While you are young this may not seem an issue, however after many years of surfing nerve entrapment or compression can become a real “pain in the neck”.
Nerve compression in the cervical region (neck) can result from paddling over many years or even from a long day of surfing with your neck extended on your board. Some of the symptoms can include pins and needles in your triceps, arms, hands, and a feeling of muscle weakness. Often you may leave the surf with a pounding headache on the left or right side of your head.
Between each of the vertebrae are our discs. In total there are seven vertebrae in our necks or what we term our cervical part of our spine. Each vertebra has a bony prominence called the spinous process which is situated behind the spinal cord protecting our nerve tissue. Our discs act like cushions between each vertebra which assist with impact on the spinal column that occurs with movement or hyperextension when we paddle. Each of these discs is made of a soft nucleus pulposus which is a jelly-like substance in the middle of the spinal disc.
This area can rupture, bulge or herniate through the surrounding outer ring of the annulus fibrosus and affect the nerve tissue and injure our ligaments, which are composed of fibrous tissue that hold the vertebrae together and surround our cervical discs.
The discs and the joints are stacked on top of each other. Our facet joints are then subject to wear and tear over time and become degenerative and we see dramatic changes occur.
This degeneration of the cervical discs is often called cervical spondylosis and can be seen clearly in a MRI scan. This then leads into osteoarthritis.
The nerve roots that come out of the area in the neck can be affected by sudden stretching, hyperextension or compression. The pain and spasm in the muscles of the neck tend to occur as a result of this along with numbness and severe headaches that can last for days. It is then difficult to treat the nerve pain as drugs for this type of pain are normally of little use. Pain can also radiate to the shoulder as well. Treatment includes ice, rest, heat treatment, painkillers, muscle relaxants and physiotherapy. In most cases symptoms will settle within a few weeks, but can be also be around for a long time.

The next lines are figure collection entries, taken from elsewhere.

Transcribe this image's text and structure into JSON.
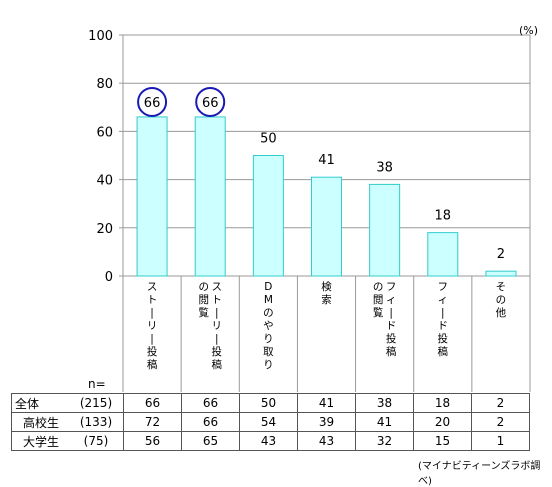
{
  "chart_data": {
    "type": "bar",
    "unit": "(%)",
    "ylim": [
      0,
      100
    ],
    "yticks": [
      0,
      20,
      40,
      60,
      80,
      100
    ],
    "categories": [
      [
        "ストーリー投稿"
      ],
      [
        "ストーリー投稿",
        "の閲覧"
      ],
      [
        "DMのやり取り"
      ],
      [
        "検索"
      ],
      [
        "フィード投稿",
        "の閲覧"
      ],
      [
        "フィード投稿"
      ],
      [
        "その他"
      ]
    ],
    "values": [
      66,
      66,
      50,
      41,
      38,
      18,
      2
    ],
    "highlighted": [
      0,
      1
    ],
    "bar_color": "#ccffff",
    "bar_border": "#33cccc",
    "highlight_color": "#1a1ab3",
    "source": "(マイナビティーンズラボ調べ)"
  },
  "table": {
    "n_label": "n=",
    "rows": [
      {
        "label": "全体",
        "n": "(215)",
        "values": [
          "66",
          "66",
          "50",
          "41",
          "38",
          "18",
          "2"
        ]
      },
      {
        "label": "高校生",
        "n": "(133)",
        "values": [
          "72",
          "66",
          "54",
          "39",
          "41",
          "20",
          "2"
        ]
      },
      {
        "label": "大学生",
        "n": "(75)",
        "values": [
          "56",
          "65",
          "43",
          "43",
          "32",
          "15",
          "1"
        ]
      }
    ]
  }
}
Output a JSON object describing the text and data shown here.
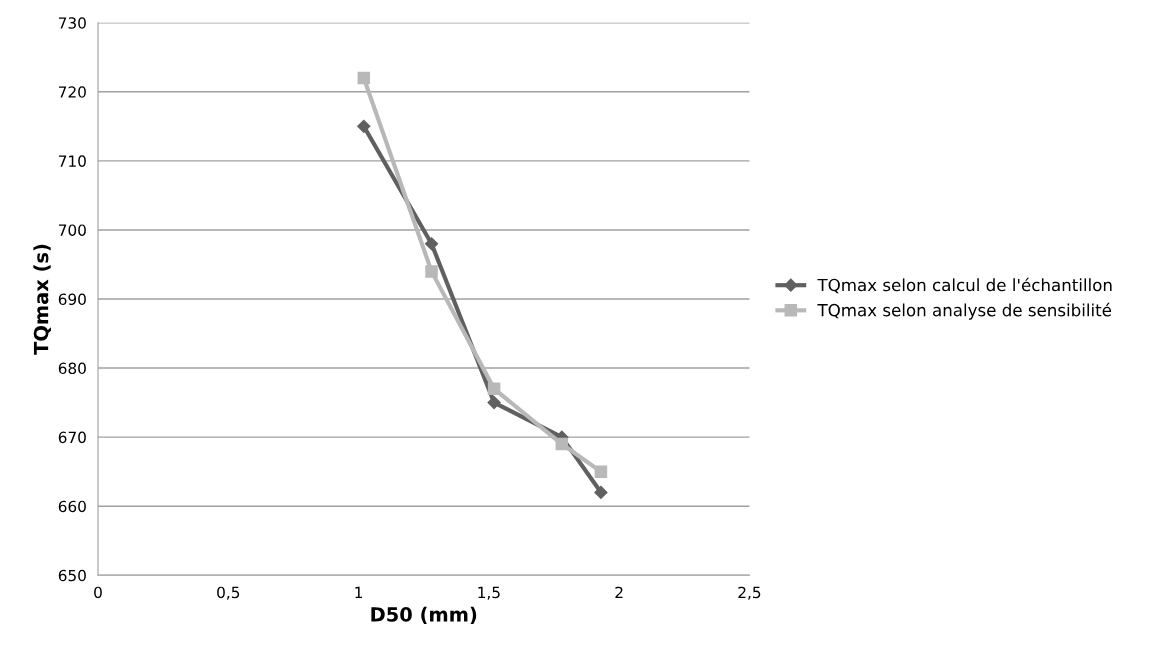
{
  "chart_data": {
    "type": "line",
    "xlabel": "D50 (mm)",
    "ylabel": "TQmax (s)",
    "series": [
      {
        "name": "TQmax selon calcul de l'échantillon",
        "color": "#606060",
        "marker": "diamond",
        "x": [
          1.02,
          1.28,
          1.52,
          1.78,
          1.93
        ],
        "values": [
          715,
          698,
          675,
          670,
          662
        ]
      },
      {
        "name": "TQmax selon analyse de sensibilité",
        "color": "#b8b8b8",
        "marker": "square",
        "x": [
          1.02,
          1.28,
          1.52,
          1.78,
          1.93
        ],
        "values": [
          722,
          694,
          677,
          669,
          665
        ]
      }
    ],
    "xlim": [
      0,
      2.5
    ],
    "xticks": [
      {
        "value": 0,
        "label": "0"
      },
      {
        "value": 0.5,
        "label": "0,5"
      },
      {
        "value": 1,
        "label": "1"
      },
      {
        "value": 1.5,
        "label": "1,5"
      },
      {
        "value": 2,
        "label": "2"
      },
      {
        "value": 2.5,
        "label": "2,5"
      }
    ],
    "ylim": [
      650,
      730
    ],
    "yticks": [
      650,
      660,
      670,
      680,
      690,
      700,
      710,
      720,
      730
    ],
    "grid": "y",
    "legend": "right",
    "line_style": "solid"
  }
}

Positioning yourself on your board with a less hyper extended neck will eliminate this problem. While it is a bit difficult to master, the surfer needs to be aware and keep his/her neck to the side and changing the position from left to right when paddling. Be conscious of the neck been held up and facing forward for long periods of time. Strengthening the area will also assist. With severe prolonged pain and severe impairment of function a localised injection by your doctor to the facet joint area may be recommended. Surgery is rarely performed and the exact nature of the procedure depends on the overall condition of your spine condition your age and the severity of the problem However surgeons do not like to tackle this area.